La sentencia declara la nulidad del contrato
Tras analizar las circunstancias del caso, el Juzgado de Primera Instancia nº9 de Bilbao concluyó que el interés remuneratorio pactado en la tarjeta revolving era usurario. Para ello, aplicó la Ley de 23 de julio de 1908, de Represión de la Usura, que establece la nulidad de aquellos préstamos o créditos que impongan un interés notablemente superior al normal del dinero y manifiestamente desproporcionado con las circunstancias del caso.
La resolución también sigue la doctrina fijada por el Tribunal Supremo en sus sentencias 149/2020, de 4 de marzo, y 258/2023, de 15 de febrero, que establecen que, para valorar si un crédito revolving es usurario, debe compararse la TAE pactada con el tipo medio aplicable a este tipo de operaciones en el momento de la contratación.

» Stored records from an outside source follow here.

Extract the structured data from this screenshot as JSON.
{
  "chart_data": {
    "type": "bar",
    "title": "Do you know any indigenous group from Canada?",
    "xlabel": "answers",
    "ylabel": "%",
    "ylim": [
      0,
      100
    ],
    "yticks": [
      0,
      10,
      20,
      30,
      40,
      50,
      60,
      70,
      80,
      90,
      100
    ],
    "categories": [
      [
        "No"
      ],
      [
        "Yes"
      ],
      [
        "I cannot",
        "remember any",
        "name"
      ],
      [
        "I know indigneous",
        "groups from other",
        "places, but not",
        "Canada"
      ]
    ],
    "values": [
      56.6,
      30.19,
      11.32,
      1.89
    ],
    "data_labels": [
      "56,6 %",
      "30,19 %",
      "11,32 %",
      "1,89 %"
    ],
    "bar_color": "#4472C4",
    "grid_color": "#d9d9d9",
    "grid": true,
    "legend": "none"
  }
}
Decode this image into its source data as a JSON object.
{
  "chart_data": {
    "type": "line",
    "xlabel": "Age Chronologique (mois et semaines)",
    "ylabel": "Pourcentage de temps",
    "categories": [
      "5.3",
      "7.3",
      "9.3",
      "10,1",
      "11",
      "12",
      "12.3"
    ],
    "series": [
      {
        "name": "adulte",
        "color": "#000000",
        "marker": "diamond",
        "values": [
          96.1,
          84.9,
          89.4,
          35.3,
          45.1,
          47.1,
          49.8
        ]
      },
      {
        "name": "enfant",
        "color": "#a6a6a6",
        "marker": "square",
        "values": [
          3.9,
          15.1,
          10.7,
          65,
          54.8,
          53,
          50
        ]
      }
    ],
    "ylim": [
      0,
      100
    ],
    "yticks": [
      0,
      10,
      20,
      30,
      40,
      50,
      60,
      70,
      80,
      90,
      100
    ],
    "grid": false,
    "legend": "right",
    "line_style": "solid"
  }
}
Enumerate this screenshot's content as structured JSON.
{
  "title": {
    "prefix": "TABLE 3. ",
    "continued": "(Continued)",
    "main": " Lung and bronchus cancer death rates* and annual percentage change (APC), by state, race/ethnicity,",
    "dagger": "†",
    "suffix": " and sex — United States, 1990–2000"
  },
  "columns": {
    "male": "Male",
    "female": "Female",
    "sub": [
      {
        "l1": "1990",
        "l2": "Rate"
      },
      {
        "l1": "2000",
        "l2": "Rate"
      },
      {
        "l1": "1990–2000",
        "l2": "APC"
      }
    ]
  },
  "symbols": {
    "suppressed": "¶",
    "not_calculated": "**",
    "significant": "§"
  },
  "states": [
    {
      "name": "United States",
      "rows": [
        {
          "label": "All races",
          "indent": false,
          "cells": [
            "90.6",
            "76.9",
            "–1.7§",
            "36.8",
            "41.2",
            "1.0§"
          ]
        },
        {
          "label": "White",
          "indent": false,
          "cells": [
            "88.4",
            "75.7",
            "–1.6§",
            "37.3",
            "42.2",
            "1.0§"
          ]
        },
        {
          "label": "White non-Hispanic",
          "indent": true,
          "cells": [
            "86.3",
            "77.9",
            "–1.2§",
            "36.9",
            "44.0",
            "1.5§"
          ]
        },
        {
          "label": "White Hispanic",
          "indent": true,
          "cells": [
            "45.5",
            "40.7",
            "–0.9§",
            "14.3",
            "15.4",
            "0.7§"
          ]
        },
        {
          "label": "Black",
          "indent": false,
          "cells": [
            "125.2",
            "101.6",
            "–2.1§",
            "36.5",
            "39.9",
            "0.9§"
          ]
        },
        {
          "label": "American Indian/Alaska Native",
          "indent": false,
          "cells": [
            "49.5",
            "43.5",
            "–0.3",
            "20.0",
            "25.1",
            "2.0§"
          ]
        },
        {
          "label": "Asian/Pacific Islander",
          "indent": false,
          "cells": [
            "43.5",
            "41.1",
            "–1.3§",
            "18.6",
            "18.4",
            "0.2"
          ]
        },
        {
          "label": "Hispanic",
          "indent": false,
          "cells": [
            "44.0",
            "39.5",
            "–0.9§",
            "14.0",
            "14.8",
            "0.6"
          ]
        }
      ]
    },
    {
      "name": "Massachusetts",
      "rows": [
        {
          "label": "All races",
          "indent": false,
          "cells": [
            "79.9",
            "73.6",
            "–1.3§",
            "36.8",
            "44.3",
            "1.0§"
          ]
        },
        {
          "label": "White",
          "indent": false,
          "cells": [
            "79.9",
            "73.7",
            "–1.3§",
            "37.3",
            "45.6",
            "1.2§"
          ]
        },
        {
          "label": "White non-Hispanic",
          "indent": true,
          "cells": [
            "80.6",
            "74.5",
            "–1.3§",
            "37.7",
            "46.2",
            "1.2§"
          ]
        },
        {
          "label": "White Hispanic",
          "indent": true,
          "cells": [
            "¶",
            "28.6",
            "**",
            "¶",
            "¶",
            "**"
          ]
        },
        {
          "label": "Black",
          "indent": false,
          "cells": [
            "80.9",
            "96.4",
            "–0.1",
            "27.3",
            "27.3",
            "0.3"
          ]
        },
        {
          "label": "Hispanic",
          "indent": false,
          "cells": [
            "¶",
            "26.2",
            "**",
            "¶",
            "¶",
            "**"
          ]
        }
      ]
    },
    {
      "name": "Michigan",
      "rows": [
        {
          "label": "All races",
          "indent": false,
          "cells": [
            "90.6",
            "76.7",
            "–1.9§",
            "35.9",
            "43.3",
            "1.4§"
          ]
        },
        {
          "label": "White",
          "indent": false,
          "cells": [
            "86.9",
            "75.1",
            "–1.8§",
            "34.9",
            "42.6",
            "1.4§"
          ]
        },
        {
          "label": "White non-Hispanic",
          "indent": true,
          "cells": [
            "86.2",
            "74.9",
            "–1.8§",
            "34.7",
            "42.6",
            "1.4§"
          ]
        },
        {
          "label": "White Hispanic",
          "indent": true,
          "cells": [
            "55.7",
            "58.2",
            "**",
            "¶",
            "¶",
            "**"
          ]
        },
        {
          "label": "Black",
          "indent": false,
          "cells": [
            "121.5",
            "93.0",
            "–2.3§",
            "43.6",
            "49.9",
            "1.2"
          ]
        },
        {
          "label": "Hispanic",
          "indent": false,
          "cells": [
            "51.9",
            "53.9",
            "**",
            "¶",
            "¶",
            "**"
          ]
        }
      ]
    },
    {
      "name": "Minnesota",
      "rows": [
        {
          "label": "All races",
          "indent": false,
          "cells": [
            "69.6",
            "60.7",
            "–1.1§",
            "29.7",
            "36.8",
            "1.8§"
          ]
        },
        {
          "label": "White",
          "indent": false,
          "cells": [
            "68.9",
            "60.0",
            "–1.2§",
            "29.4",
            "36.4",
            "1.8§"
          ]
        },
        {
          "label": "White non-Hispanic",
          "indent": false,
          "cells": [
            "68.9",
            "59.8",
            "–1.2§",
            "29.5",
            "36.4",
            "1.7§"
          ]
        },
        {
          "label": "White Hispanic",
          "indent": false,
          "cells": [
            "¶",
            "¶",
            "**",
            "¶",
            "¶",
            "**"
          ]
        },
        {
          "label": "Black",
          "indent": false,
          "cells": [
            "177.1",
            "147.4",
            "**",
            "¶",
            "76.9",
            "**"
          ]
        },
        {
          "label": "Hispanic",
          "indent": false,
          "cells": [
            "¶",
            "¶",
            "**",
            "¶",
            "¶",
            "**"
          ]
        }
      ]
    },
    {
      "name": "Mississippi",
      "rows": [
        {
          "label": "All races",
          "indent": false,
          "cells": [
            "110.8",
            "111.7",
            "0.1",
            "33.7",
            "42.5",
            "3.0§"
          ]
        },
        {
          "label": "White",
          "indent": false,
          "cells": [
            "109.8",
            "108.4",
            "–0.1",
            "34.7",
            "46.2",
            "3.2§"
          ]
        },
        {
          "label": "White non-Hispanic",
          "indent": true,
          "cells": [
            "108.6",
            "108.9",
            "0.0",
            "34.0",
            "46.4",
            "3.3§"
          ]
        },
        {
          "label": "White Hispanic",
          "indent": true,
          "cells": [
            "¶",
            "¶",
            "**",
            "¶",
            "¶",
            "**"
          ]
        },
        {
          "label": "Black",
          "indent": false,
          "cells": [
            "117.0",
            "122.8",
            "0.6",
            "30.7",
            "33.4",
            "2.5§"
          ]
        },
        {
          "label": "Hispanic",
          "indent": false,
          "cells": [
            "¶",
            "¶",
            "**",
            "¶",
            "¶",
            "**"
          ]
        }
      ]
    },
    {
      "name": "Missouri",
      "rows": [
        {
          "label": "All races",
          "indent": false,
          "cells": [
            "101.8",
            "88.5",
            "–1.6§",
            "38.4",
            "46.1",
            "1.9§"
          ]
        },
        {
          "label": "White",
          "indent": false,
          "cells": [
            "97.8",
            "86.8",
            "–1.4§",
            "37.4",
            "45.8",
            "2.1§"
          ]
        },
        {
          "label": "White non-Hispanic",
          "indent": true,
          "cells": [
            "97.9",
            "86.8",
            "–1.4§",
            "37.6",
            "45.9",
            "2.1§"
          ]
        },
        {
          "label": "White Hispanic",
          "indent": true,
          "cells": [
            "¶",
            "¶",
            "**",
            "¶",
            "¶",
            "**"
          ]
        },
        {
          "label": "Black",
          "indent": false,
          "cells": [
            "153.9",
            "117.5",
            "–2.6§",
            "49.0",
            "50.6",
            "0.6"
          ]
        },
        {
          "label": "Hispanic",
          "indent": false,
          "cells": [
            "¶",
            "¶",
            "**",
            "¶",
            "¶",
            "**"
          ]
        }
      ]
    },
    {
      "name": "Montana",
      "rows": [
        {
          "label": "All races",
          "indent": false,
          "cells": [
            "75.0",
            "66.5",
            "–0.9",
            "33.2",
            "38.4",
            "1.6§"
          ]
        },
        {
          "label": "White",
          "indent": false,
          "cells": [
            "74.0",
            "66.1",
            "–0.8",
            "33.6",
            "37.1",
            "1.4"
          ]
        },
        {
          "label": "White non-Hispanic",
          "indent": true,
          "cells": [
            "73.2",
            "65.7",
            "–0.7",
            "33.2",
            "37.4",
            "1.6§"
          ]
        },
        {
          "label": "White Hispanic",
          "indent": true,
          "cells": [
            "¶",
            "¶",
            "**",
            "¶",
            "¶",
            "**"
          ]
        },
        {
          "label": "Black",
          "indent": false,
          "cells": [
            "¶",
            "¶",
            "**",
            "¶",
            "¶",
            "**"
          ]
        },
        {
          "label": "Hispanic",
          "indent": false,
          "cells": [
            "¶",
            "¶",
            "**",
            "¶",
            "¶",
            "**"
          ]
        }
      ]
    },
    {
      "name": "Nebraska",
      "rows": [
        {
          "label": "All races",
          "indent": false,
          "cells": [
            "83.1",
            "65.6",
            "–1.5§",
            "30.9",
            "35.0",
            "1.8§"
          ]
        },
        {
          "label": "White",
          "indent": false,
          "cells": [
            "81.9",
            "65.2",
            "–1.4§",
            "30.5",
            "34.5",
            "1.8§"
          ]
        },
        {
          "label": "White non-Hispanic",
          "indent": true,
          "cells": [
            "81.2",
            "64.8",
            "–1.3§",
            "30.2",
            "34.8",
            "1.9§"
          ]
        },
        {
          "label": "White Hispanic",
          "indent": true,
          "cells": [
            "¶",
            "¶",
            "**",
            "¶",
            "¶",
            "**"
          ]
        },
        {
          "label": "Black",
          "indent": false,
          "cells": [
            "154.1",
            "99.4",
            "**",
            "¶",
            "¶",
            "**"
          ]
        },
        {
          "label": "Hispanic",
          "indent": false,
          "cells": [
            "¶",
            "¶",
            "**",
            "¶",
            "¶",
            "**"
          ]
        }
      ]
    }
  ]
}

Tras realizar esa comparación, el juzgado declaró la nulidad del contrato. Como consecuencia, Anna únicamente debía devolver el capital efectivamente dispuesto, mientras que BBVA fue condenada a reintegrar todas las cantidades abonadas por encima de ese importe y al pago de las costas del procedimiento.
Sentencia n.º 73/
Vistos por el Juzgado de Primera Instancia n.º 9 de Bilbao los presentes autos de juicio ordinario sobre nulidad de contrato, en los que aparece como parte demandante D.ª Anna , representada y asistida por profesionales cuyos datos se omiten, y como parte demandada BANCO BILBAO VIZCAYA ARGENTARIA, S.A., representada y asistida igualmente por profesionales cuyos datos se omiten.
Antecedentes de hecho
PRIMERO.- La representación procesal de Anna formuló demanda de juicio ordinario frente a BANCO BILBAO VIZCAYA ARGENTARIA, S.A., solicitando que se dictara sentencia por la que:
1.- Se declarara nulo el contrato suscrito entre las partes por revestir carácter usurario, conforme a la Ley de 23 de julio de 1908, de Represión de la Usura, y se condenara a la demandada a reintegrar las cantidades abonadas durante la vida del crédito que excedieran del capital dispuesto.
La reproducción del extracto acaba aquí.